For prisoners, slopping out meant emptying chamber pots in the morning. For two centuries slop has been swill or food for pigs. At the same time it could be dirty household water. Long before that, it meant unappetising, semi-liquid food.
Sloppy Joes were, from the 1940s, a kind of mushy hamburger (and also a loose-fitting sweater). I remember from the 1960s a probably ironic use of slop in the lyrics of a song by Arthur Lee on Love’s Forever Changes (1967). There the ‘Slop Affair’ is, I think, a nickname for a restaurant called the Eating Affair.
A common idea behind these meanings was that of liquid mud. When the potter applies liquid clay, it is known by the related term slip. Before asphalt and the obsolescence of horses, streets were often sloppy. In Dickens’s Our Mutual Friend (1864-65), Sloppy is a character celebrated in Eliot’s line, ‘He do the police in different voices.’ I have seen a claim that Sloppy’s name came from his careless appearance, but Betty Higden, the old woman in the novel who looks after him, says: ‘I always understood he took his name from being found on a Sloppy night.’
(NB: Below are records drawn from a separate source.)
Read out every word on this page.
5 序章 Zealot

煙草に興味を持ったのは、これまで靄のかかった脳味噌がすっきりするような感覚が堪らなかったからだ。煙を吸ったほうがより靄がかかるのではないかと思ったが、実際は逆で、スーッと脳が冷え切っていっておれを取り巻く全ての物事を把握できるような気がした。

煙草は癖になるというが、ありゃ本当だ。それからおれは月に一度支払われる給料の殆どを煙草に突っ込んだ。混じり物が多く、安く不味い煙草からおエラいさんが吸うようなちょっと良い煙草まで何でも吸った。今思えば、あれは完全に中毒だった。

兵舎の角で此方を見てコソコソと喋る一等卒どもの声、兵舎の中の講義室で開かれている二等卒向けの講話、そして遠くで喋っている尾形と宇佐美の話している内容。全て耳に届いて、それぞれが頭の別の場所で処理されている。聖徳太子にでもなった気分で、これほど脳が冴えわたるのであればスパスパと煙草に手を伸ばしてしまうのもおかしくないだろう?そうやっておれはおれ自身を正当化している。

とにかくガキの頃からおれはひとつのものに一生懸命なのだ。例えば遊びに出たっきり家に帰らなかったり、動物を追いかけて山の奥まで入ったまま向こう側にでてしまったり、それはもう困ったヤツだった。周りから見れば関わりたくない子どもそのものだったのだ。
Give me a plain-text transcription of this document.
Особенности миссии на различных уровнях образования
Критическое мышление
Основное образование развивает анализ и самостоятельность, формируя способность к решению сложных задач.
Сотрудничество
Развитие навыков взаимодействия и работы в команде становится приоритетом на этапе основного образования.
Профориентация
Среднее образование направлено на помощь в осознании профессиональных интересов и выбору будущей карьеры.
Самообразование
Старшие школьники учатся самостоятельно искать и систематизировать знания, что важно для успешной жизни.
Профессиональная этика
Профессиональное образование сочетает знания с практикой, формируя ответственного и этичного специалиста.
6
I’m not so sure about Dr Slop, the man-midwife, in Tristram Shandy (1759-67). He was responsible for squashing Tristram’s nose at his birth. Any of the connotations of slop would contribute to his ridiculous character. I’d be interested if anyone has a more specific idea about his name. All these slops descend from an Old English word, sloppe, from which derives the innocent-sounding flower-name cowslip. This signifies ‘cow-slobber’ or ‘cow-dung’. Its German folk-name was kuh-scheisse. The same etymology applies to oxlip. For the time being, we suffer from many an AI slip.